When: Monday, October 14, 2019. Parade steps off at 1PM. The festivities begin with a 9am mass at the Shrine of Our Lady of Pompeii, 1224 W. Lexington Street. A wreath laying ceremony in Arrigo Park, 801 S. Loomis St. at the Columbus statue, together with the Grand Lodge, State of Illinois, Order Sons of Italy in America.
Where: Parade, State Street from Lake to Van Buren. Free.
The Columbus Day Parade is sponsored by the Joint Civic Committee of Italian Americans.
Columbus Day Chairman, JCCIA President and other dignitaries from city, state and the Italian community will march in the Parade. The Columbus Day Parade has over 150 units – bands, floats and marchers. All ethnicities are invited to join the parade.

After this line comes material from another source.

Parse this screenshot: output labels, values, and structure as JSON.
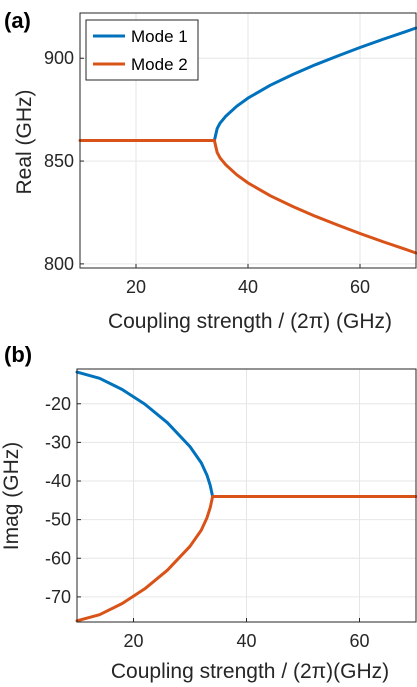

Cheap Italian food around the parade:
Aurelios, 1212 S. Michigan, (312) 374-4459. I’ve had this pizza at the home-base in Homewood and it was delicious. They have a two story rooftop per their website.
Lou Malnati’s Pizzeria, 805 S State St, (312) 786-1000. Delicious thin crust pies, pasta dishes and the Malnati salad.
Tufano’s Vernon Park Tap, 1073 W Vernon Park Place, (312) 733-3393. University Village, Hop the Blue Line toward UIC and get off at the UIC Stop walk several blocks.
Quartino, 626 N State St, (312) 698-5000. When the parade ends take the number 29 State Street bus north. Get off at Illinois where the bus turns east toward Navy Pier and walk the couple blocks to this fabulous small plates and good low cost wine joint.
About Columbus Day
Per Brittanica.com, Columbus Day (originally October 12; since 1971 the second Monday in October) commemorates the landing of Christopher Columbus on October 12, 1492, in the New World. Columbus was a native of Genoa, Italy, and over the years Italian Americans took up the cause of honoring his achievement.
The 300th anniversary of his landing was celebrated in New York City in 1792 by the Society of St. Tammany, or Columbian Order, and the 400th anniversary, in 1892, by presidential proclamation nationwide.
During the latter half of the 19th century, the day began to be celebrated in cities with large numbers of Italian Americans, and in 1937 it became a national holiday by presidential proclamation. The day came to be marked by parades, often including floats depicting the ships of Columbus, and by public ceremonies and festivities.
By the quincentennial in 1992, the holiday was an occasion for discussing the European conquest of American Indians, and some people objected to celebrating the event and proposed alternatives, among them Indigenous Peoples Day.